VFX for a history

How do you make VFX for a history that didn’t exist?

The art of (fake) historically accurate battleships.

Amazon’s The Man in the High Castle is the story of an alternative early 1960’s in which World War II ended differently, and the United States has been divided into the Greater Nazi Reich and the Japanese Pacific States. For the show’s visual effects team, that premise created the need to help devise imagery – such as locations, vehicles and events – that appeared to be of historical accuracy.

To break down how that was achieved, in particular for The Man in the High Castle’s season 3, befores & afters talked to Lawson Deming, co-founder of Barnstorm VFX, which had to produce, among many other things, scenes with World War II-era battleships.

Historical references for fake imagery

Lawson Deming: The idea of almost being a historian for an era that never actually existed is a concept that is probably my favourite part of the show. A lot of that started with conversations that I had with the art department and with the production designer Drew Boughton. You know, the real trick with visual effects, when we have to resort to visual effects to create something, it’s already sort of an uphill battle when you’re making things that are inherently unbelievable. And so we work really hard to hit those historical references because there is a tendency when you’re creating this sort of heightened fascist world to make things that look really over the top.

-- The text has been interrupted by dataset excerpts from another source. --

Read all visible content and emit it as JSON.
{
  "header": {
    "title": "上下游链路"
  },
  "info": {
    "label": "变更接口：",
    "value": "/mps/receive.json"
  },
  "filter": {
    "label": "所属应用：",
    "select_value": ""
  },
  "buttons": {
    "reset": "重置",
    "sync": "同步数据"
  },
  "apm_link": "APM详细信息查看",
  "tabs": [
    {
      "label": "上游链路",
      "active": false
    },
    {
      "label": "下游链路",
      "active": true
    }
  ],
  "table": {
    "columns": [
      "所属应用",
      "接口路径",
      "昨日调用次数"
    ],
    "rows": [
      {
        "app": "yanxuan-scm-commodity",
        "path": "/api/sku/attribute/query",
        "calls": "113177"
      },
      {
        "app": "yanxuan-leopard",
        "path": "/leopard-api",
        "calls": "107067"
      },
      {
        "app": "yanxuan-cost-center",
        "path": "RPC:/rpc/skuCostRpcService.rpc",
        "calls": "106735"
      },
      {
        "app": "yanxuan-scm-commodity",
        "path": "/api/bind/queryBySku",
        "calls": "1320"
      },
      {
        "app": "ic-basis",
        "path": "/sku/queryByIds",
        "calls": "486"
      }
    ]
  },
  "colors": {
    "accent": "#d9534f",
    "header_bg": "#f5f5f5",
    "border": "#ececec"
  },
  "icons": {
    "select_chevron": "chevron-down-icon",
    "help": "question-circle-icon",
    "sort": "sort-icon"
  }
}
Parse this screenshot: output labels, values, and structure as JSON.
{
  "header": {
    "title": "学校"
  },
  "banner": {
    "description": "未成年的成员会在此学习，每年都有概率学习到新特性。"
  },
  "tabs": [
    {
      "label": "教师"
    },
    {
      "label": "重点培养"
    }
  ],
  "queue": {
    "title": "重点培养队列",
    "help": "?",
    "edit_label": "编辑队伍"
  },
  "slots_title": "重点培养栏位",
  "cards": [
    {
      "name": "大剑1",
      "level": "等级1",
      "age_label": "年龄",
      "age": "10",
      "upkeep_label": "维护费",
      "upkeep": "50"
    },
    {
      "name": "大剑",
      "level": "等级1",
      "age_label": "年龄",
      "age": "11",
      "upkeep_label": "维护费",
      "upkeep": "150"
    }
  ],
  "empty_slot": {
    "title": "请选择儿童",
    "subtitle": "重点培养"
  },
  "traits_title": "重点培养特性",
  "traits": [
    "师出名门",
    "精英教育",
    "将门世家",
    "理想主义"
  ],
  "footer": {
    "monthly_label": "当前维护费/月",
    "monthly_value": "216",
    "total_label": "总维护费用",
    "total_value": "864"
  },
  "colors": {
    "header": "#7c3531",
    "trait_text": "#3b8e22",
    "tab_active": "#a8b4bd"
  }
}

So we would always go back to historical references as a starting point for a lot of these designs and then work from there to create what we ended up creating for the show. A great example of that is in season three we imagined the Japanese fleet. We went and actually looked at a US battleship the USS Iowa in Long Beach. And that was a battleship that served in World War II, and then after World War II many of these ships continued to serve for another 30 or 40 years, and they were gradually technologically updated over that time.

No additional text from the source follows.